When a Chinese exchange student developed symptoms suggestive of the coronavirus that emerged in December in his native country, Philadelphia’s William Penn Charter School did the right thing. It worked with health officials to test and quarantine the teenager.

But reaction to the suspected case turned the esteemed Quaker school — dedicated to principles of “mutual respect, equality, community” — into a microcosm of the growing global panic over the new upper respiratory illness.

Penn Charter students stayed home in droves. Local schools canceled athletic events with Penn Charter teams. A school bus driver tried to deny rides to Penn Charter, while a medical professional canceled an appointment with a student. The 18 Chinese exchange students, meanwhile, felt like outcasts.

“This is not the experience we wanted for them,” Penn Charter head Darryl J. Ford wrote in a Jan. 27 email informing parents that the tested student did not have the coronavirus — but the exchange program was being axed anyway.

For social scientists, the latest overreaction is déjà vu. The 2002 outbreak of SARS (severe acute respiratory syndrome) in China tapped into anxieties about globalization, immigration, economic disruption, national security, bioterrorism, and more. Now, digital and social media make the fear and loathing even worse.

“The saturation of a 24/7 news media creates the effect of an impending apocalypse,” said Duke University English professor Priscilla Wald, author of the book Contagious: Cultures, Carriers, and the Outbreak Narrative. “The threat of a pandemic should not inspire paralysis. It should be a reminder that access to health care should be a basic human right and a priority.”

The World Health Organization on Sunday decried the “massive infodemic” that has bombarded people with information, “some accurate and some not.”

The psychology of pandemics — epidemics that circle the planet — has always been a product and shaper of cultural angst.

Consider that the global scourge known as the seasonal flu kills between 12,000 and 60,000 people every year in the United States, according to federal data. In a bad year, 40 million Americans are infected. Yet most Americans don’t bother to get a flu shot.

Meanwhile, the official coronavirus toll globally hovered near 15,000 cases on Sunday — only 146 outside China. There have been 304 deaths, all in China save for one in the Philippines. The U.S. has 11 confirmed cases, none in the Philadelphia area, where stores are nonetheless running out of face masks. (Experts say ordinary surgical masks are not very helpful.)

“The flu is something we’ve had around; more is known about the flu,” said Carole Kenner, dean of the College of New Jersey’s School of Nursing, explaining the seemingly illogical behavior. “It’s partly the fear of the unknown.”

To be sure, the unknowns are unnerving. A cluster of coronavirus cases in Germany suggests the infection can occasionally be spread during the incubation period — up to two weeks — even before symptoms appear. China’s drastic quarantine and travel restrictions may not snuff out the disease. And developing a vaccine could take more than a year.

Then again, the new virus seems to be much like the flu: moderately contagious, often so mild that people don’t get a formal diagnosis, and hardest on the elderly and infirm. The mortality rate is well below 1%, based on a study in the Lancet that estimated the true number of coronavirus infections, including mild ones, at about 75,000 late last month.

Before modern medicine and infection control, pandemics were truly devastating. Bubonic plague, which decimated medieval populations in Europe and Asia, upended international trade, the labor supply, feudal control of peasants, faith in God, and the church’s power. A century ago, an especially virulent strain of influenza killed millions across the globe, including 20,000 just in Philadelphia.

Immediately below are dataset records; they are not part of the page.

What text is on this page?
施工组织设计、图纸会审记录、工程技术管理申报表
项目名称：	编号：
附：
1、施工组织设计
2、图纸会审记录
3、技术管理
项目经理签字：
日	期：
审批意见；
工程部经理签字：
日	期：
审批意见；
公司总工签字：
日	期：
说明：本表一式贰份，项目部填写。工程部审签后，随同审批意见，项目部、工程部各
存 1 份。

These days, it’s the fear of pandemics that’s truly devastating. Many governments, companies, and airlines have restricted travel and trade with China — even though the WHO says that it’s unnecessary. Chinese stocks plunged 8% on Monday, the worst day in years, as the country’s markets reopened after an extended holiday break.

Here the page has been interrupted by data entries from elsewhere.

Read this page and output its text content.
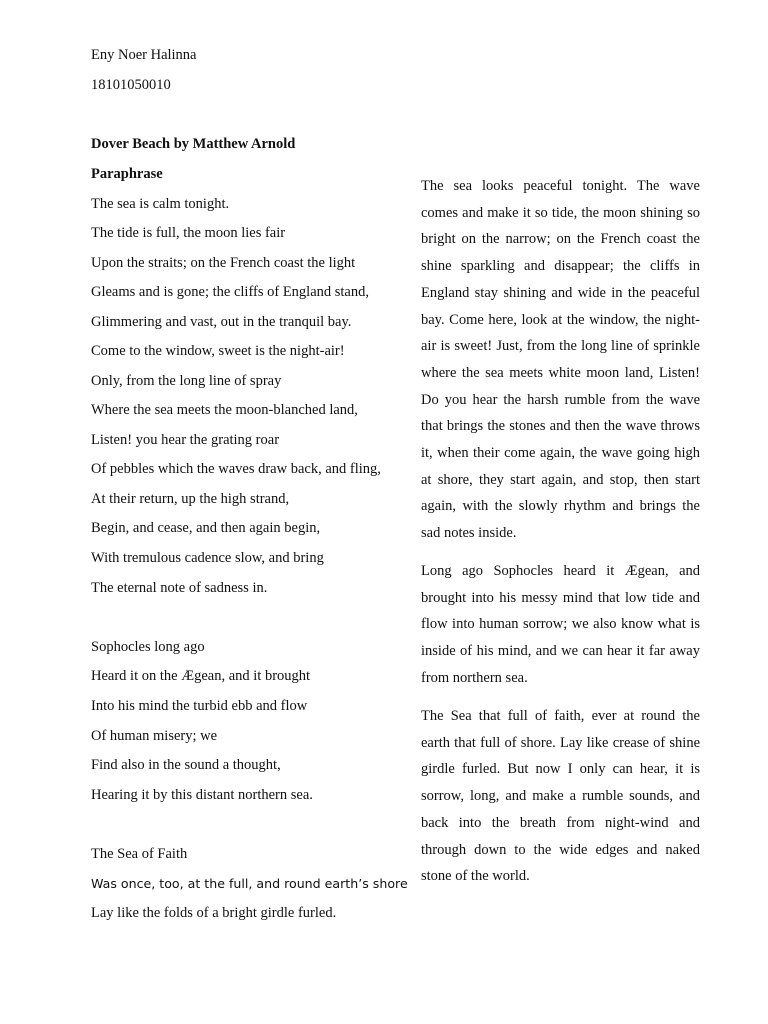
Eny Noer Halinna
18101050010
Dover Beach by Matthew Arnold
Paraphrase
The sea is calm tonight.
The tide is full, the moon lies fair
Upon the straits; on the French coast the light
Gleams and is gone; the cliffs of England stand,
Glimmering and vast, out in the tranquil bay.
Come to the window, sweet is the night-air!
Only, from the long line of spray
Where the sea meets the moon-blanched land,
Listen! you hear the grating roar
Of pebbles which the waves draw back, and fling,
At their return, up the high strand,
Begin, and cease, and then again begin,
With tremulous cadence slow, and bring
The eternal note of sadness in.
Sophocles long ago
Heard it on the Ægean, and it brought
Into his mind the turbid ebb and flow
Of human misery; we
Find also in the sound a thought,
Hearing it by this distant northern sea.
The Sea of Faith
Was once, too, at the full, and round earth’s shore
Lay like the folds of a bright girdle furled.

The sea looks peaceful tonight. The wave comes and make it so tide, the moon shining so bright on the narrow; on the French coast the shine sparkling and disappear; the cliffs in England stay shining and wide in the peaceful bay. Come here, look at the window, the night-air is sweet! Just, from the long line of sprinkle where the sea meets white moon land, Listen! Do you hear the harsh rumble from the wave that brings the stones and then the wave throws it, when their come again, the wave going high at shore, they start again, and stop, then start again, with the slowly rhythm and brings the sad notes inside.

Long ago Sophocles heard it Ægean, and brought into his messy mind that low tide and flow into human sorrow; we also know what is inside of his mind, and we can hear it far away from northern sea.

The Sea that full of faith, ever at round the earth that full of shore. Lay like crease of shine girdle furled. But now I only can hear, it is sorrow, long, and make a rumble sounds, and back into the breath from night-wind and through down to the wide edges and naked stone of the world.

In Italy, a cruise ship quarantined thousands of tourists for a day last week until a Chinese passenger with a fever tested negative for the virus.

“This virus thing is becoming a psychosis,” an Italian citizen told the New York Times while she waited to board the ship.

Fear often goes hand in hand with persecution and prejudice. The Nazis isolated Jews in ghettos on the pretense that they carried diseases. When syphilis first broke out in Europe in the 1400s, the English and Italians called it the French disease; the French called it the disease of Naples; Poles called it the German disease; Russians called it the Polish disease; and so on.

Now, Chinese nationals are feeling the stink eye. Sam Phan, a master’s student at the University of Manchester, wrote in the British newspaper the Guardian: “This week, my ethnicity has made me feel like I was part of a threatening and diseased mass. To see me as someone who carries the virus just because of my race is, well, just racist.”

Harvey Rubin, a University of Pennsylvania infectious disease specialist who has helped to review Philadelphia’s pandemic preparedness, was unsurprised by the panic. “People use any excuse,” he said, “to confirm their own robustly held biases and bigotry.”